Owl Pellets: What They Are and What's Inside Them

Owl Pellets: What They Are and What's Inside Them

Agnes Pajula3 June 2026 2 min read
owl pelletsbone jewelryethicalnatural materialsbone huntingEstonian nature

Most people have never heard of owl pellets. The ones who have usually learned about them in school and forgot immediately. I think about them every time I walk into a forest.

When you're out bone hunting you develop a kind of secondary vision. You're looking at the path but you're also scanning. Tree roots, barn floors, the base of old fence posts. Owl pellets are easy to miss. They look like compressed dirt, or a clump of dead leaves, or honestly just a weird bit of ground. I once found a cluster of them in an old barn and spent a good minute trying to figure out if I was looking at pellets or animal droppings. They were right next to each other. It was not an obvious distinction.

Dark atmospheric barn interior with old wood and hay

So what actually is an owl pellet. Owls, and some other predatory birds like eagles, swallow small prey whole. The digestive system takes what it can use and compacts everything else into a tight oval bundle. Bones, fur, teeth, claws. Then the bird regurgitates it. Not digested. Just compressed and expelled. What lands on the ground beneath a roosting spot is essentially a small archive of everything that owl ate recently.

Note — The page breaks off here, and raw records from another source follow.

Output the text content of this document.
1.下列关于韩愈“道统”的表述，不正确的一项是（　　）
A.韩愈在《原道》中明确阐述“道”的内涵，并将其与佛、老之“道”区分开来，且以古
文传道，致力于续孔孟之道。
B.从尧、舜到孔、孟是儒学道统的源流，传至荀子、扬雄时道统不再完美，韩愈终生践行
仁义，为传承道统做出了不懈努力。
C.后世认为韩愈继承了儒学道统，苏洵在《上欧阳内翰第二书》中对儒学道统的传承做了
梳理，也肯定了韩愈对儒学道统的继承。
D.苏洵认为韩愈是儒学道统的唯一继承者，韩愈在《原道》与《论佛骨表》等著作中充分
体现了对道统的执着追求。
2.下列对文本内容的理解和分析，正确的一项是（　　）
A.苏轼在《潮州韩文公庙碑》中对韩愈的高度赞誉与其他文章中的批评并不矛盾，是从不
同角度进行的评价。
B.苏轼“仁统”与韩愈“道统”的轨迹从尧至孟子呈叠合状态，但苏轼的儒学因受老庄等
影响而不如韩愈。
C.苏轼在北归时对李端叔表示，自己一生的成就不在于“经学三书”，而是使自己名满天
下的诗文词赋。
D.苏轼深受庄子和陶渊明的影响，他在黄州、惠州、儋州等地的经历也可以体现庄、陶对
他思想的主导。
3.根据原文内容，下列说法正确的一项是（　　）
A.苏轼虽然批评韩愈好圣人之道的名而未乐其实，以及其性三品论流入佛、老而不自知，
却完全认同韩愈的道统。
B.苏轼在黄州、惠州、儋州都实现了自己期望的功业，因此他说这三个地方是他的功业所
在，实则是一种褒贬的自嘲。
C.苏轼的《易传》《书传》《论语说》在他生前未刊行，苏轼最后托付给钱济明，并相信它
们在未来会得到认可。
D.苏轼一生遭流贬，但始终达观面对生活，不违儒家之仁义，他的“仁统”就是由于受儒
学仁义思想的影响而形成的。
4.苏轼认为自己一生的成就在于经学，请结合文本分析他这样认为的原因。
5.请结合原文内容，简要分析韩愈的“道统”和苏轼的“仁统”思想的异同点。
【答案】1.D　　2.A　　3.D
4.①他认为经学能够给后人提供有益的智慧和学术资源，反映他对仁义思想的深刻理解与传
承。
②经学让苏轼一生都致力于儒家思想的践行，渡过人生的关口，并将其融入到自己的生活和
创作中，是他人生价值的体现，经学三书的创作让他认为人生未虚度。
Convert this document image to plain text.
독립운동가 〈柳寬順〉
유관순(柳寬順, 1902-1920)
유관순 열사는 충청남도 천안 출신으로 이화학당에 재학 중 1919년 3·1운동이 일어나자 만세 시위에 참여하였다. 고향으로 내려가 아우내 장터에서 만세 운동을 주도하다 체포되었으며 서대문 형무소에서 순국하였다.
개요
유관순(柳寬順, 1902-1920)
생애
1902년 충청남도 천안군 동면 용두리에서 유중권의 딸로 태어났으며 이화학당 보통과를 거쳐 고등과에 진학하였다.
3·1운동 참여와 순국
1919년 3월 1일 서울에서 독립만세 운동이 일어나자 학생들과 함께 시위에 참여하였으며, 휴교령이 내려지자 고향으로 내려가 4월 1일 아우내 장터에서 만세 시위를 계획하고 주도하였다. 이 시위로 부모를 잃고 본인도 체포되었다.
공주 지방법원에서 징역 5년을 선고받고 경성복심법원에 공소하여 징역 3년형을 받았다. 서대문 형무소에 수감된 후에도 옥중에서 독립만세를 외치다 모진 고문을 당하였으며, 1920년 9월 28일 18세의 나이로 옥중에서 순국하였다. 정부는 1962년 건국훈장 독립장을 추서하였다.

The pellets themselves are maybe four or five centimeters long. Grey-brown, matted with fur. From a distance they really do just look like debris.

Forest floor close up with leaves and debris

Inside there are bones. Mostly mouse bones, because mice are what owls eat most. A single pellet can hold the skeleton of one animal, sometimes parts of two or three. The bones come out clean, not cleaned by hand, just protected by the fur during digestion so the stomach acid never reached them. Tiny femurs, vertebrae the size of a grain of rice, jaw bones with teeth still attached. A complete mouse skull, when you find one intact, is about the size of a large grape.

Dissecting them takes patience and good light. You pull the fur apart carefully with two needles or fine tweezers, working slowly so nothing snaps. Mouse bones at this scale are not forgiving. A vertebra you break is a vertebra you lost. I do this at my workbench, usually in the evening, and it takes as long as it takes.

Owl perched in natural setting

The bones are what make the whole thing worth it. Mouse vertebrae are structurally delicate in a way that larger bones aren't. There's a lightness to them, a precision. They work especially well set in UV resin, where the detail stays visible and the bone is protected. A necklace with three mouse vertebrae set in clear resin looks like nothing else. You can't buy that material. You have to go find it.

Which is why I keep looking at the ground.